LOCAL PLANNING FOR AUTONOMOUS VEHICLES USING MULTIPLE CAMERAS
20260028040 ยท 2026-01-29
Inventors
- Aleksandr Buyval (Bremen, DE)
- Ruslan Mustafin (Tbilisi, GE)
- Maksim Liubimov (Belgrade, RS)
- Ilya Shimchik (Costa del Sol, SG)
- Serg Bell (Costa Del Sol, SG)
- Stanislav Protasov (Singapore, SG)
- Nikolay Dobrovolskiy (Istanbul, TR)
- Laurent Dedenis (Singapore, SG)
Cpc classification
G01C21/3602
PHYSICS
B60W2420/403
PERFORMING OPERATIONS; TRANSPORTING
B60W60/001
PERFORMING OPERATIONS; TRANSPORTING
B60W2756/00
PERFORMING OPERATIONS; TRANSPORTING
International classification
B60W60/00
PERFORMING OPERATIONS; TRANSPORTING
Abstract
Systems and methods for autonomous-vehicle navigation integrating path planning with a perception network. A Bird's Eye View costmap is generated at runtime using only onboard sensors. No external localization providers are used.
Claims
1. A method for navigating a path by an autonomous vehicle in motion without using an external localization device, the method comprising: collecting image data along the path with an onboard camera operably coupled to the autonomous vehicle in motion; passing a slice of collected image data encoded with a first neural network feature extractor to generate encoded image data; passing the encoded image data to a Bird's Eye View (BEV) generation module; wherein the BEV generation module is a second neural network that cross-correlates input features with spatial positions around the autonomous vehicle; transforming the encoded image data into a BEV costmap using the BEV generation module; passing the outputted BEV costmap to a path-planning module operably coupled to the autonomous vehicle, wherein the path-planning module is configured to calculate a plurality of possible paths using a cost model; and selecting, with the path-planning module, the lowest cost path from among the possible calculated paths.
2. The method of claim 1, wherein the first neural network is a convolutional neural network.
3. The method of claim 1, wherein the second neural network is a pre-trained transformer.
4. The method of claim 1, wherein the path-planning module is a Model Predictive Path Integral (MPPI) module.
5. The method of claim 1, wherein selecting the lowest cost path includes applying an optimizer using a Monte Carlo approximation.
6. The method of claim 1, wherein the second neural network is a spatial-cross attention transformer.

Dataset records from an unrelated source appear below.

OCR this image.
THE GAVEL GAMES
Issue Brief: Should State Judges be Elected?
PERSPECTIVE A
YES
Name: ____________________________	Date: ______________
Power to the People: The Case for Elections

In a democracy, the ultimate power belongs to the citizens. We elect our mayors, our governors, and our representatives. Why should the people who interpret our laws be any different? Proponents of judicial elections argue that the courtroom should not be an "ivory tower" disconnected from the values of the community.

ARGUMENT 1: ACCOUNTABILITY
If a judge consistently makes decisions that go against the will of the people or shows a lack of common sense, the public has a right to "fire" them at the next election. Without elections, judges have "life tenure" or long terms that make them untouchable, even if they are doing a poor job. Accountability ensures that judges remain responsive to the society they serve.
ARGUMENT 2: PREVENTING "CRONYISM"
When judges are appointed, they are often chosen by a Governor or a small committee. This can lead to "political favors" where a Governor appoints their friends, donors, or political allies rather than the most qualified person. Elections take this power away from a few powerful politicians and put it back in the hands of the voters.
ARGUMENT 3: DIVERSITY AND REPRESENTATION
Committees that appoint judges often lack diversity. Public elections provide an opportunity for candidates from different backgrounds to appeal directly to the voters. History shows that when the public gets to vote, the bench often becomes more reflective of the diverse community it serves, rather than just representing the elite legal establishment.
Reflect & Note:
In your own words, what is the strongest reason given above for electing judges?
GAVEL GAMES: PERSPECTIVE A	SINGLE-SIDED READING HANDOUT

7. The method of claim 6, wherein the output of the spatial cross-attention transformer comprises a BEV feature vector.
8. A system for navigating a path by an autonomous vehicle in motion without using an external localization device, the system comprising: an autonomous vehicle coupled with a plurality of onboard sensors for collecting image data; a microprocessor coupled with a nontransitory storage medium communicatively coupled with the plurality of onboard sensors; a first neural network comprising a feature extractor, under program control of the microprocessor, configured for encoding collected image data from the plurality of onboard sensors; a Bird's Eye View (BEV) generation module, under program control of the microprocessor, wherein the BEV generation module is a second neural network configured to cross-correlate input features with spatial positions around the autonomous vehicle and wherein the BEV module is configured to transform the encoded collected image data into a BEV costmap; a path-planning module, under program control of the microprocessor, configured to calculate a plurality of possible paths from the BEV costmap using a cost model, wherein the path-planning module is configured to select the lowest cost path from among the possible calculated paths.
9. The system of claim 8, wherein the first neural network is a convolutional neural network.
10. The system of claim 8, wherein the second neural network is a pre-trained transformer.
11. The system of claim 8, wherein the path-planning module is a Model Predictive Path Integral (MPPI) module.
12. The system of claim 8, wherein the second neural network is a spatial-cross attention transformer.
13. The system of claim 12, wherein the spatial cross-attention transformer is configured to output a BEV feature vector.
14. A method for navigating a path by an autonomous vehicle in motion without using an external localization device, the method comprising: accessing image data collected on the path by an onboard sensor operably coupled to the autonomous vehicle; passing a slice of collected image data encoded with a first neural network feature extractor to generate encoded image data; passing the encoded image data to a Bird's Eye View (BEV) generation module; wherein the BEV generation module is a second neural network that cross-correlates input features with spatial positions around the autonomous vehicle; transforming the encoded image data into a BEV costmap using the BEV generation module; passing the outputted BEV costmap to a path-planning module operably coupled to the autonomous vehicle, wherein the path-planning module is configured to calculate a plurality of possible paths using a cost model; and selecting, with the path-planning module, the lowest cost path from among the possible calculated paths.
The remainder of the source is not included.